Das Ziel ist klar: Älteren Menschen soll das Wohnen im vertrauten Umfeld so lange es geht ermöglicht werden. Dafür hat der Bauausschuss des Ansbacher Stadtrates am Montag einen Grundsatzbeschluss gefasst. Dieser sieht vor, dass ein seniorengerechtes Quartier festgelegt wird.
In einem solchen Quartier sollen die Angebote und Strukturen so geschaffen oder verändert werden, dass sie auch den Bedürfnissen von Seniorinnen und Senioren gerecht werden, wie Sozialreferent Holger Nießlein im Ausschuss sagte. Dass sich die Stadt um diese Art von Quartier bemüht, kommt nicht von ungefähr. Immerhin verfügt man seit dem Jahr 2008 über ein seniorenpolitisches Gesamtkonzept.
Damit haben es sich die Verantwortlichen zur Aufgabe gemacht, die Bedürfnisse der älteren Bevölkerung in sämtlichen Bereichen des Stadtgeschehens zu berücksichtigen. Nach den Worten von Nießlein wurde das Konzept in den Jahren 2021 bis 2023 fortgeschrieben.
Dadurch haben sich insgesamt 13 Handlungsfelder ergeben, die in einem seniorengerechten Quartier realisiert werden können. Als Beispiele nannte Nießlein unter anderem die Themen Orts- und Entwicklungsplanung, Zuhause wohnen sowie gesellschaftliche Teilhabe und Prävention.
In diesem Zusammenhang ist die Verwaltung auf das bayerische Förderprogramm „Selbstbestimmtes Leben im Alter” gestoßen. Mit diesem unterstützt der Freistaat Kommunen dabei, seniorengerechte Quartierskonzepte umzusetzen. Die Förderung beläuft sich laut Nießlein auf bis zu 80.000 Euro über einen Zeitraum von vier Jahren.
Das Geld könne zum Beispiel dafür genutzt werden, die Personalkosten für einen Quartiersmanager oder eine Quartiersmanagerin anteilig zu decken. Diese Person soll als Bindeglied zwischen allen Beteiligten in einer informierenden, vernetzenden und koordinierenden Funktion auftreten, wie der Sozialreferent darlegte.
Einfach so ein Quartier festlegen, ist bei einem staatlichen Förderprogramm freilich nicht möglich. Es müssen verschiedene Rahmenbedingungen erfüllt werden. Nießlein zufolge darf das Gebiet nicht mehr als 15.000 Einwohnende zählen, es muss eine dementsprechende Altersstruktur aufweisen und über zentrale Anlaufpunkte verfügen.
In Arbeitsgruppen hat die Verwaltung verschiedene Varianten diskutiert und hat sich schließlich auf das südliche Stadtgebiet geeinigt. Dieses reicht von Oberdombach und Liegenbach bis Gösseldorf sowie von Schalkhausen bis Käferbach und Dautenwinden. Eingeschlossen von dem Quartier ist auch die Bocksbergsiedlung.

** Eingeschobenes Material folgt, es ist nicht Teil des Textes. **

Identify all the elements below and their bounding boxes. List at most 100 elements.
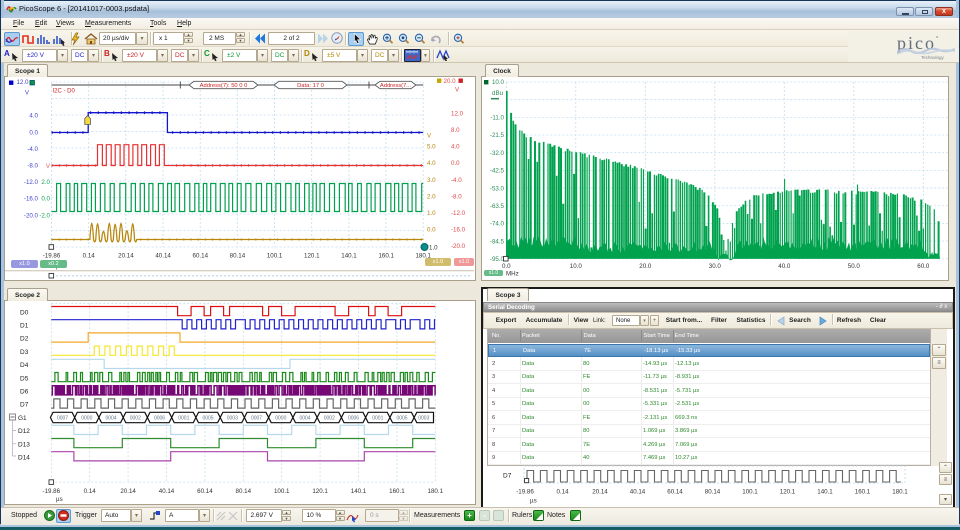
svg-text:0.14: 0.14 (84, 488, 97, 495)
svg-text:-53.0: -53.0 (490, 185, 505, 192)
svg-text:80.14: 80.14 (705, 489, 721, 496)
svg-text:-8.0: -8.0 (451, 193, 462, 200)
svg-text:180.1: 180.1 (892, 489, 908, 496)
svg-text:D12: D12 (18, 428, 30, 435)
svg-text:0007: 0007 (251, 416, 262, 422)
svg-text:12.0: 12.0 (16, 79, 29, 86)
svg-text:D5: D5 (20, 375, 29, 382)
svg-text:8.0: 8.0 (451, 127, 460, 134)
svg-text:G1: G1 (18, 415, 27, 422)
svg-text:140.1: 140.1 (817, 489, 833, 496)
svg-text:0002: 0002 (324, 416, 335, 422)
svg-text:4.0: 4.0 (29, 113, 38, 120)
svg-text:2.0: 2.0 (41, 179, 50, 186)
svg-text:100.1: 100.1 (274, 488, 290, 495)
svg-text:D1: D1 (20, 323, 29, 330)
svg-text:60.14: 60.14 (667, 489, 683, 496)
svg-text:140.1: 140.1 (351, 488, 367, 495)
svg-text:20.14: 20.14 (118, 253, 134, 260)
svg-text:D0: D0 (20, 309, 29, 316)
svg-text:2.0: 2.0 (427, 193, 436, 200)
svg-text:40.14: 40.14 (155, 253, 171, 260)
svg-text:3.0: 3.0 (427, 177, 436, 184)
svg-text:-42.5: -42.5 (490, 168, 505, 175)
svg-text:I2C - D0: I2C - D0 (53, 89, 76, 95)
svg-text:-19.86: -19.86 (43, 488, 61, 495)
svg-text:-4.0: -4.0 (27, 146, 38, 153)
svg-text:20.0: 20.0 (639, 263, 652, 270)
svg-text:-74.0: -74.0 (490, 221, 505, 228)
svg-text:40.14: 40.14 (159, 488, 175, 495)
svg-text:MHz: MHz (506, 271, 519, 278)
svg-text:120.1: 120.1 (312, 488, 328, 495)
svg-text:dBu: dBu (492, 90, 504, 97)
svg-text:180.1: 180.1 (428, 488, 444, 495)
svg-text:4.0: 4.0 (427, 160, 436, 167)
svg-text:30.0: 30.0 (709, 263, 722, 270)
svg-text:0005: 0005 (396, 416, 407, 422)
svg-text:5.0: 5.0 (427, 144, 436, 151)
svg-text:0.0: 0.0 (427, 227, 436, 234)
svg-text:0.0: 0.0 (41, 196, 50, 203)
svg-text:20.14: 20.14 (592, 489, 608, 496)
svg-text:100.1: 100.1 (267, 253, 283, 260)
svg-text:V: V (427, 133, 432, 140)
svg-text:0.0: 0.0 (502, 263, 511, 270)
svg-text:60.0: 60.0 (917, 263, 930, 270)
svg-text:0007: 0007 (57, 416, 68, 422)
svg-text:D14: D14 (18, 455, 30, 462)
svg-text:0001: 0001 (372, 416, 383, 422)
svg-text:4.0: 4.0 (451, 144, 460, 151)
svg-text:-95.0: -95.0 (490, 256, 505, 263)
svg-text:100.1: 100.1 (742, 489, 758, 496)
svg-text:0006: 0006 (154, 416, 165, 422)
svg-text:0004: 0004 (299, 416, 310, 422)
svg-text:1.0: 1.0 (429, 245, 438, 252)
svg-text:D13: D13 (18, 441, 30, 448)
svg-text:D2: D2 (20, 336, 29, 343)
svg-text:60.14: 60.14 (197, 488, 213, 495)
svg-text:-19.86: -19.86 (516, 489, 534, 496)
svg-text:V: V (46, 163, 51, 170)
svg-text:0006: 0006 (348, 416, 359, 422)
svg-text:-2.0: -2.0 (39, 212, 50, 219)
svg-text:Address(7...: Address(7... (380, 83, 412, 89)
svg-text:D6: D6 (20, 389, 29, 396)
svg-text:1.0: 1.0 (427, 210, 436, 217)
svg-text:-12.0: -12.0 (24, 179, 39, 186)
svg-text:0005: 0005 (202, 416, 213, 422)
svg-text:-16.0: -16.0 (451, 227, 466, 234)
svg-text:12.0: 12.0 (451, 110, 464, 117)
svg-text:140.1: 140.1 (341, 253, 357, 260)
svg-text:0000: 0000 (275, 416, 286, 422)
svg-text:10.0: 10.0 (492, 79, 505, 86)
svg-text:µs: µs (530, 498, 537, 505)
svg-text:-16.0: -16.0 (24, 196, 39, 203)
svg-text:20.14: 20.14 (120, 488, 136, 495)
svg-text:40.0: 40.0 (778, 263, 791, 270)
svg-text:µs: µs (56, 496, 63, 503)
svg-text:-20.0: -20.0 (24, 212, 39, 219)
svg-text:0.0: 0.0 (451, 160, 460, 167)
svg-text:160.1: 160.1 (378, 253, 394, 260)
svg-text:0003: 0003 (418, 416, 429, 422)
svg-text:-11.0: -11.0 (490, 115, 504, 122)
svg-text:-8.0: -8.0 (27, 163, 38, 170)
svg-text:0002: 0002 (130, 416, 141, 422)
svg-text:120.1: 120.1 (780, 489, 796, 496)
svg-text:-12.0: -12.0 (451, 210, 466, 217)
svg-text:-32.0: -32.0 (490, 150, 505, 157)
svg-text:-63.5: -63.5 (490, 203, 505, 210)
svg-text:0.14: 0.14 (83, 253, 96, 260)
svg-text:10.0: 10.0 (570, 263, 583, 270)
svg-text:D4: D4 (20, 362, 29, 369)
svg-text:120.1: 120.1 (304, 253, 320, 260)
svg-text:-4.0: -4.0 (451, 177, 462, 184)
svg-text:-21.5: -21.5 (490, 132, 505, 139)
svg-text:40.14: 40.14 (630, 489, 646, 496)
svg-text:0003: 0003 (227, 416, 238, 422)
svg-text:-84.5: -84.5 (490, 238, 505, 245)
svg-text:60.14: 60.14 (193, 253, 209, 260)
svg-text:160.1: 160.1 (389, 488, 405, 495)
svg-text:0.14: 0.14 (556, 489, 569, 496)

Mit 7596 Einwohnenden sei man hier weit unter der Grenze von 15.000, so Nießlein. Mit rund 31 Prozent habe man zudem einen hohen Anteil von Menschen, die 60 Jahre oder älter sind. Hinzu kommen die tendenziell eher schwächeren seniorengerechten Infrastrukturen oder die herausfordernde geografische Lage (Bocksbergsiedlung). Das Stadtzentrum wurde bewusst ausgelassen. „Da passt es halbwegs von den Gegebenheiten”, machte Nießlein deutlich.

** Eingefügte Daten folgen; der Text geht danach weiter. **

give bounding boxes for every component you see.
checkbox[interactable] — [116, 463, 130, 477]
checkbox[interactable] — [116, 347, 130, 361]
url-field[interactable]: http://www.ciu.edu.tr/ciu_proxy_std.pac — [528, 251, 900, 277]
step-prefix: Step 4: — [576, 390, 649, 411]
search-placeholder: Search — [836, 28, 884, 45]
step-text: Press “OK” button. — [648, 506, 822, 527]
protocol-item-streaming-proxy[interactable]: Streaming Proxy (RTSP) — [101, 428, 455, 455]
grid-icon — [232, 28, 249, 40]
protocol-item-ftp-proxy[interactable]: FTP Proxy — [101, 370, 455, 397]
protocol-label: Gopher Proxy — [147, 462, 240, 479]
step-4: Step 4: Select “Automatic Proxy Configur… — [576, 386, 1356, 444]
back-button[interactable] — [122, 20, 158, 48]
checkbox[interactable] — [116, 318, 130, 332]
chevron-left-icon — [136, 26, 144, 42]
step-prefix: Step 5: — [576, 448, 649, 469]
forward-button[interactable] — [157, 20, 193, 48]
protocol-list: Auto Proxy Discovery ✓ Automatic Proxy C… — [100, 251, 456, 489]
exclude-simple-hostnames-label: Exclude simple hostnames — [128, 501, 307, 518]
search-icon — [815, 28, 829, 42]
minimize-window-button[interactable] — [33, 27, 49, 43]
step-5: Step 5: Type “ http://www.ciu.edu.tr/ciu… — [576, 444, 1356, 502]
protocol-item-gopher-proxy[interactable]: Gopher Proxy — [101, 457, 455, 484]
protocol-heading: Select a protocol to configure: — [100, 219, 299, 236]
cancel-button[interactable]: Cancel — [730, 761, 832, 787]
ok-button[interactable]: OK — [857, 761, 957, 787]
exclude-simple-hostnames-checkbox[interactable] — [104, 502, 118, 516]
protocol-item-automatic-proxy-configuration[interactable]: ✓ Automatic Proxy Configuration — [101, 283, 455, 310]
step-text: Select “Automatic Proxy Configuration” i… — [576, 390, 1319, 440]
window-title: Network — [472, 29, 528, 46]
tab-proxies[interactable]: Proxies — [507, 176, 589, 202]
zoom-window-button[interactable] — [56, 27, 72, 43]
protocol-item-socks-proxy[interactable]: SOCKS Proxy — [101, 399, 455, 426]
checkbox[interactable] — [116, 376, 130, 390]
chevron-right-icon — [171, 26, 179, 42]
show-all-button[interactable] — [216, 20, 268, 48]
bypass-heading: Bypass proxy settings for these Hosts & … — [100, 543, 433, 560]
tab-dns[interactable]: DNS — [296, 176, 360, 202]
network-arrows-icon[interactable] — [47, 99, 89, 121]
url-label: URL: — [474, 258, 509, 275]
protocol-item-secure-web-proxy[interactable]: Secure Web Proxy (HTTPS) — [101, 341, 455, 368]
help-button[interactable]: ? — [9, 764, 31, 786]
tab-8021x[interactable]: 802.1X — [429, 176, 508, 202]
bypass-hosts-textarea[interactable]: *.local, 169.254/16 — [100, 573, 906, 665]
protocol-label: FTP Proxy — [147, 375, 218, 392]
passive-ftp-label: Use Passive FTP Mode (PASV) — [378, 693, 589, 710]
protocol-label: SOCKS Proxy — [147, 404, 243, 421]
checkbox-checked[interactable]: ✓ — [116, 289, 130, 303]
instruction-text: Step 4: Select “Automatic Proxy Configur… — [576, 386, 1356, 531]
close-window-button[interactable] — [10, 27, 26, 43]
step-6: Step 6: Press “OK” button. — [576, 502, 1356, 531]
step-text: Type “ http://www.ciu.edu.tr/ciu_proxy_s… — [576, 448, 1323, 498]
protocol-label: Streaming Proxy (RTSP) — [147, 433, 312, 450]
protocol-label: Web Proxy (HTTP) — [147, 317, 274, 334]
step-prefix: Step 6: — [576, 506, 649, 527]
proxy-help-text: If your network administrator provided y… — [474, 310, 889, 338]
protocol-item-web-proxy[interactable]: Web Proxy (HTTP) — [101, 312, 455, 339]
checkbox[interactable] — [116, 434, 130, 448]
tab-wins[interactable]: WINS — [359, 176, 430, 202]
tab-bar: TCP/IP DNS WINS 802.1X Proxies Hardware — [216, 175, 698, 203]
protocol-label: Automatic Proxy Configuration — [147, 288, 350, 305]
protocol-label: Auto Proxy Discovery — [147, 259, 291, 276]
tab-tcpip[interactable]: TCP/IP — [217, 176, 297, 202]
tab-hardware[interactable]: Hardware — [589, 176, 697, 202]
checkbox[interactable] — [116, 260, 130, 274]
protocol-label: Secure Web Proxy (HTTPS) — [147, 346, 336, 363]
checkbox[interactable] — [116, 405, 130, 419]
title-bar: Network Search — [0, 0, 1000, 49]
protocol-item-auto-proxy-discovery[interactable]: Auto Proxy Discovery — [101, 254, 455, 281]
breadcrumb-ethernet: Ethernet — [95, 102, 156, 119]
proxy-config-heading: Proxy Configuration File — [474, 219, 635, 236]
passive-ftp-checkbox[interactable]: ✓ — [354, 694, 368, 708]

Dieses Quartier sei ein erster Schritt. „Das heißt nicht, dass der Norden vergessen wird”, antwortete Nießlein auf entsprechende Fragen aus den Reihen des Gremiums. Dr. Markus Bucka (BAP) und Martin Berberich (ÖDP) regten dennoch an, zumindest Dornberg und Neudorf mit aufzunehmen. Oberbürgermeister Thomas Deffner (CSU) regte schließlich den Kompromiss an, die beiden Stadtteile als Option mitzunehmen. Sollte sich dies nicht negativ auf die Förderung auswirken, werden sie mit aufgenommen.